I am still alive & so is Mom…

It hasn’t been an easy month *holy crap it has almost been a month since I made a post, sorry about that* for any of us. Mom has bounced back & forth in the hospital. A couple of times Dad & I thought that she was going to die only to have her come back. As of this moment she is back in the Step-Down unit at Cox South Hospital in Springfield. For about the last two weeks she had been on the respiratory floor, but the night of July 12th the floor put hewr back in Step-Down Unit due to “the floor was having to do more work then they had time for”. WTF? Then we find out that her heart is not pumping right (the top two valves are shaking instead of pumping) so they are giving her meds for that. Her left lung is hardening & not working the way it is supposed to. So honestly, though she is actually doing the physical therapy this time (sat on the edge of her bed for five minutes twice *once a week*) I just don’t know if it is going to help or harm her now. I am afraid that the physical therapy is going to damage her heart & make her have a heart attack. But at the same time she has so many bed sores that it is a fight to keep them all clean. I am not going into detail about her sores, so don’t worry there isn’t going to be too much information & I don’t want to disgust anyone out. She still has less then 1% chance of survival & I am hating every minute of it, but there isn’t much I can do except keep pissing her off so that she will do therapy to prove me wrong.

What have you been doing?

Well, I have been typing up tutorials & activities for my Bee*Group Chains & Purls in The Quilting Bee. No, it isn’t some S&M club, so get your mind away from that area, lol. The group is for crocheters & knitters. Yes, I have actually remembered how to knit. Wanna see?
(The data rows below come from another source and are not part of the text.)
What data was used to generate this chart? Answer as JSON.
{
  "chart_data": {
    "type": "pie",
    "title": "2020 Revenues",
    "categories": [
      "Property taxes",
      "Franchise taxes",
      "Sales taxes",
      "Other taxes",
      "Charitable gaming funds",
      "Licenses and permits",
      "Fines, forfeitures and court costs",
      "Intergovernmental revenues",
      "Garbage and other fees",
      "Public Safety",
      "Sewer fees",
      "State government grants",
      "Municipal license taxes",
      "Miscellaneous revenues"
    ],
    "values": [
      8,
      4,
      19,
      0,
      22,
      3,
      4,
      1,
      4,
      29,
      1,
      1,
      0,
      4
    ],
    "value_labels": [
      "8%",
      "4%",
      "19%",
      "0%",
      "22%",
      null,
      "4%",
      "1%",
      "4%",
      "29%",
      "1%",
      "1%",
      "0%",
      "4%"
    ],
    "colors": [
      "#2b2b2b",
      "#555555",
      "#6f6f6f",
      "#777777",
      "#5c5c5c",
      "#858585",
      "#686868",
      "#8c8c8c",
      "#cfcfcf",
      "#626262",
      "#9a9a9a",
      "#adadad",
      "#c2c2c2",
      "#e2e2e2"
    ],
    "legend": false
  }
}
I am so proud of myself. The first time I learned how to knit, I never could get it to look right. This time it is actually looking like a knitted cloth. I know I have dropped stitches & I have messed up the pattern on the Stockinette Stitch, but for my first project I think I have done pretty good. Now my only problem is trying to remember that I can’t rush off & make things that are above my experience level, lol. No matter how beautiful that bloody scarf is. So I am trying to practice patience & keep making dishcloths to practice my knits & purls, lol.